There are two common types for storing String data in NetCDF variables. The first is NC_CHAR, where a 1D array of strings is stored in a 2D char** array. Here the user must define the maximum string length and add a respective NetCDF dimension. Since NetCDF4 there is the NC_STRING data type that allows the direct definition of String variables so that an N-dimensional String array directly maps to an N-dimensional array in the NetCDF file structure.

NC_STRING variables

In this package, the Julia type String maps to the NC_STRING datatype, which means that creating a variable with any of

nccreate(filename, varname, dims..., t=String)

or

NcVar(varname,dims,t=String)

will result in a NetCDF variable of type NC_STRING. You can directly write an Array{String} of matching shape to these variables. Similarly, calling ncread or NetCDF.readvar on any of these variables will return an Array{String}

NC_CHAR variables

Dealing with NC_CHAR variables is a bit more complicated because of two reasons. First, the dimensions of the NetCDF variables do not match the dimensions of the resulting string array because of the additional str_len (or similar) axis that is introduced in the NetCDF file. So an n-dimensional String-Array maps to an (n+1)-dimensional NC_CHAR array.

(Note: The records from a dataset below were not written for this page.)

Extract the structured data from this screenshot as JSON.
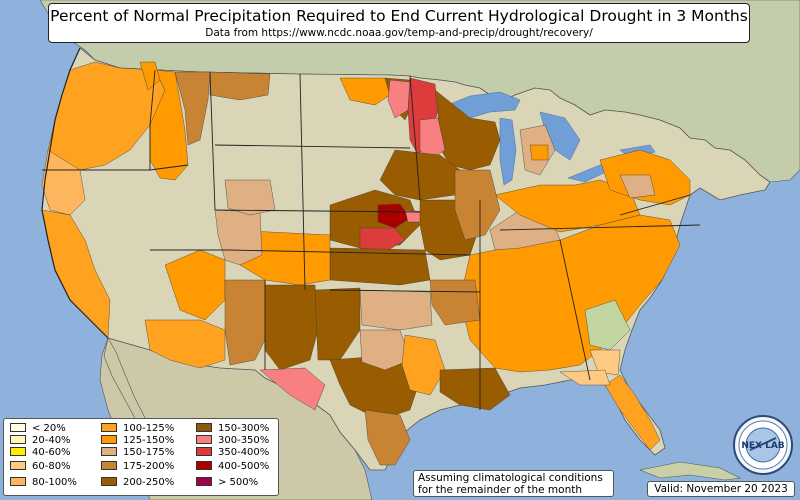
{
  "header": {
    "title": "Percent of Normal Precipitation Required to End Current Hydrological Drought in 3 Months",
    "subtitle": "Data from https://www.ncdc.noaa.gov/temp-and-precip/drought/recovery/"
  },
  "legend": {
    "items": [
      {
        "label": "< 20%",
        "color": "#ffffe5"
      },
      {
        "label": "20-40%",
        "color": "#fff7bc"
      },
      {
        "label": "40-60%",
        "color": "#ffee00"
      },
      {
        "label": "60-80%",
        "color": "#fec980"
      },
      {
        "label": "80-100%",
        "color": "#feb65c"
      },
      {
        "label": "100-125%",
        "color": "#ffa21f"
      },
      {
        "label": "125-150%",
        "color": "#ff9a00"
      },
      {
        "label": "150-175%",
        "color": "#deb083"
      },
      {
        "label": "175-200%",
        "color": "#c98433"
      },
      {
        "label": "200-250%",
        "color": "#9a5c00"
      },
      {
        "label": "150-300%",
        "color": "#8a5a0a"
      },
      {
        "label": "300-350%",
        "color": "#f98080"
      },
      {
        "label": "350-400%",
        "color": "#dc3c3c"
      },
      {
        "label": "400-500%",
        "color": "#aa0000"
      },
      {
        "label": "> 500%",
        "color": "#a0004a"
      }
    ]
  },
  "note": {
    "line1": "Assuming climatological conditions",
    "line2": "for the remainder of the month"
  },
  "valid": {
    "label": "Valid: November 20 2023"
  },
  "logo": {
    "text": "NEX LAB"
  },
  "colors": {
    "ocean": "#8fb2dd",
    "land": "#c9cfa6",
    "mountains": "#b5b3a0",
    "canada": "#c3ccab",
    "mexico": "#cdc8a8",
    "lake": "#6f9fd6",
    "no_drought": "#d9d5b6"
  }
}
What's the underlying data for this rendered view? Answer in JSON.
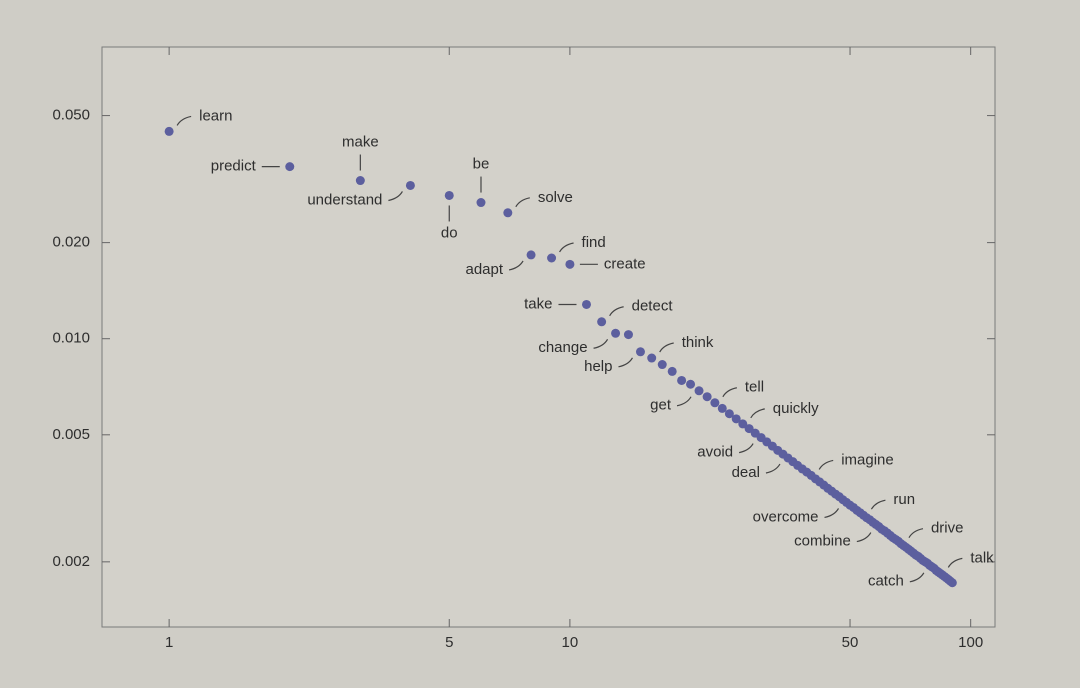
{
  "chart_data": {
    "type": "scatter",
    "x": [
      1,
      2,
      3,
      4,
      5,
      6,
      7,
      8,
      9,
      10,
      11,
      12,
      13,
      14,
      15,
      16,
      17,
      18,
      19,
      20,
      21,
      22,
      23,
      24,
      25,
      26,
      27,
      28,
      29,
      30,
      31,
      32,
      33,
      34,
      35,
      36,
      37,
      38,
      39,
      40,
      41,
      42,
      43,
      44,
      45,
      46,
      47,
      48,
      49,
      50,
      51,
      52,
      53,
      54,
      55,
      56,
      57,
      58,
      59,
      60,
      61,
      62,
      63,
      64,
      65,
      66,
      67,
      68,
      69,
      70,
      71,
      72,
      73,
      74,
      75,
      76,
      77,
      78,
      79,
      80,
      81,
      82,
      83,
      84,
      85,
      86,
      87,
      88,
      89,
      90
    ],
    "values": [
      0.0446,
      0.0346,
      0.0313,
      0.0302,
      0.0281,
      0.0267,
      0.0248,
      0.0183,
      0.0179,
      0.0171,
      0.0128,
      0.0113,
      0.0104,
      0.0103,
      0.0091,
      0.0087,
      0.0083,
      0.0079,
      0.0074,
      0.0072,
      0.00687,
      0.00658,
      0.0063,
      0.00605,
      0.00582,
      0.00561,
      0.00541,
      0.00523,
      0.00506,
      0.0049,
      0.00475,
      0.00461,
      0.00447,
      0.00435,
      0.00423,
      0.00412,
      0.00401,
      0.00391,
      0.00382,
      0.00373,
      0.00364,
      0.00356,
      0.00348,
      0.0034,
      0.00333,
      0.00326,
      0.0032,
      0.00313,
      0.00307,
      0.00301,
      0.00296,
      0.0029,
      0.00285,
      0.0028,
      0.00275,
      0.00271,
      0.00266,
      0.00262,
      0.00258,
      0.00253,
      0.0025,
      0.00246,
      0.00242,
      0.00238,
      0.00235,
      0.00232,
      0.00228,
      0.00225,
      0.00222,
      0.00219,
      0.00216,
      0.00213,
      0.0021,
      0.00208,
      0.00205,
      0.00202,
      0.002,
      0.00198,
      0.00195,
      0.00193,
      0.00191,
      0.00188,
      0.00186,
      0.00184,
      0.00182,
      0.0018,
      0.00178,
      0.00176,
      0.00174,
      0.00172
    ],
    "labels": [
      "learn",
      "predict",
      "make",
      "understand",
      "do",
      "be",
      "solve",
      "adapt",
      "find",
      "create",
      "take",
      "detect",
      "change",
      null,
      "help",
      "think",
      null,
      null,
      null,
      null,
      "get",
      null,
      "tell",
      null,
      null,
      null,
      "quickly",
      null,
      null,
      "avoid",
      null,
      null,
      null,
      null,
      "deal",
      null,
      null,
      null,
      null,
      "imagine",
      null,
      null,
      null,
      null,
      null,
      null,
      null,
      null,
      "overcome",
      null,
      null,
      null,
      null,
      "run",
      null,
      null,
      null,
      null,
      "combine",
      null,
      null,
      null,
      null,
      null,
      null,
      null,
      "drive",
      null,
      null,
      null,
      null,
      null,
      null,
      null,
      null,
      null,
      null,
      null,
      null,
      "catch",
      null,
      null,
      null,
      "talk",
      null,
      null,
      null,
      null,
      null,
      null
    ],
    "color": "#5c5f9e",
    "log_x": true,
    "log_y": true,
    "xlim": [
      0.68,
      115
    ],
    "ylim": [
      0.00125,
      0.082
    ],
    "xticks": [
      1,
      5,
      10,
      50,
      100
    ],
    "yticks": [
      {
        "value": 0.05,
        "label": "0.050"
      },
      {
        "value": 0.02,
        "label": "0.020"
      },
      {
        "value": 0.01,
        "label": "0.010"
      },
      0.005,
      0.002
    ]
  }
}
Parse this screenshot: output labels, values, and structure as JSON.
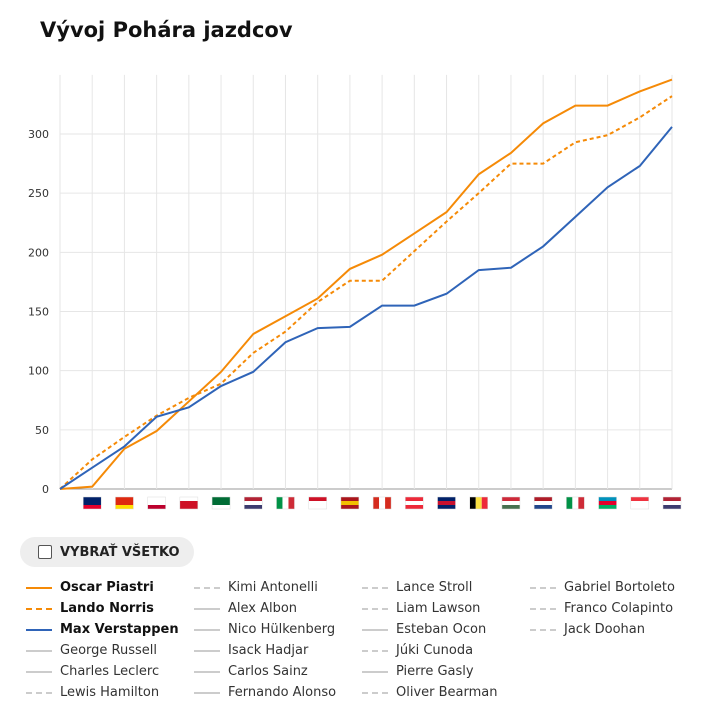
{
  "title": "Vývoj Pohára jazdcov",
  "select_all": "VYBRAŤ VŠETKO",
  "chart_data": {
    "type": "line",
    "title": "Vývoj Pohára jazdcov",
    "ylim": [
      0,
      350
    ],
    "yticks": [
      0,
      50,
      100,
      150,
      200,
      250,
      300
    ],
    "categories": [
      "",
      "AUS",
      "CHN",
      "JPN",
      "BHR",
      "SAU",
      "USA",
      "ITA",
      "MON",
      "ESP",
      "CAN",
      "AUT",
      "GBR",
      "BEL",
      "HUN",
      "NED",
      "ITA",
      "AZE",
      "SGP",
      "USA"
    ],
    "series": [
      {
        "name": "Oscar Piastri",
        "color": "#f58a07",
        "dash": false,
        "values": [
          0,
          2,
          34,
          49,
          74,
          99,
          131,
          146,
          161,
          186,
          198,
          216,
          234,
          266,
          284,
          309,
          324,
          324,
          336,
          346
        ]
      },
      {
        "name": "Lando Norris",
        "color": "#f58a07",
        "dash": true,
        "values": [
          0,
          25,
          44,
          62,
          77,
          89,
          115,
          133,
          158,
          176,
          176,
          201,
          226,
          250,
          275,
          275,
          293,
          299,
          314,
          332
        ]
      },
      {
        "name": "Max Verstappen",
        "color": "#2f64b8",
        "dash": false,
        "values": [
          0,
          18,
          36,
          61,
          69,
          87,
          99,
          124,
          136,
          137,
          155,
          155,
          165,
          185,
          187,
          205,
          230,
          255,
          273,
          306
        ]
      }
    ]
  },
  "legend": [
    {
      "name": "Oscar Piastri",
      "on": true,
      "color": "#f58a07",
      "dash": false
    },
    {
      "name": "Lando Norris",
      "on": true,
      "color": "#f58a07",
      "dash": true
    },
    {
      "name": "Max Verstappen",
      "on": true,
      "color": "#2f64b8",
      "dash": false
    },
    {
      "name": "George Russell",
      "dash": false
    },
    {
      "name": "Charles Leclerc",
      "dash": false
    },
    {
      "name": "Lewis Hamilton",
      "dash": true
    },
    {
      "name": "Kimi Antonelli",
      "dash": true
    },
    {
      "name": "Alex Albon",
      "dash": false
    },
    {
      "name": "Nico Hülkenberg",
      "dash": false
    },
    {
      "name": "Isack Hadjar",
      "dash": false
    },
    {
      "name": "Carlos Sainz",
      "dash": false
    },
    {
      "name": "Fernando Alonso",
      "dash": false
    },
    {
      "name": "Lance Stroll",
      "dash": true
    },
    {
      "name": "Liam Lawson",
      "dash": true
    },
    {
      "name": "Esteban Ocon",
      "dash": false
    },
    {
      "name": "Júki Cunoda",
      "dash": true
    },
    {
      "name": "Pierre Gasly",
      "dash": false
    },
    {
      "name": "Oliver Bearman",
      "dash": true
    },
    {
      "name": "Gabriel Bortoleto",
      "dash": true
    },
    {
      "name": "Franco Colapinto",
      "dash": true
    },
    {
      "name": "Jack Doohan",
      "dash": true
    }
  ]
}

Second, historically the NC_CHAR type has been used to store compressed data, too. So it is not always desirable to automatically convert these char arrays to strings. Anyhow, here is how you can deal with these variable types:

Assume you have a NetCDF variable of type NC_CHAR of dimensions (str_len: 10, axis2: 20). Calling x=ncread(...) or x=readvar(...) on this variable will return an Array{ASCIIChar,2} with size (10,20) as it is represented on disk. The ASCIIChar type is a small wrapper around UInt8, needed for dispatch. You can simply convert them to either Char or UInt8 using the convert function. The returned array can either be used directly (if it is numeric, you might be able to use reinterpret(UInt8,x)) or convert them to a Vector{String} by calling

y=nc_char2string(x)

which will return a string vector of length 20.

An example for creating NC_CHAR and writing variables would be the following:

nccreate(filename,varname,"str_len",20,"DimValues",5,t=NC_CHAR)
xs = ["a","bb","ccc","dddd","eeeee"]
ncwrite(filename,varname,nc_string2char(xs))

The call of string2char will convert the Vector{String} to a Matrix{UInt8}. which can be written to the NetCDF file.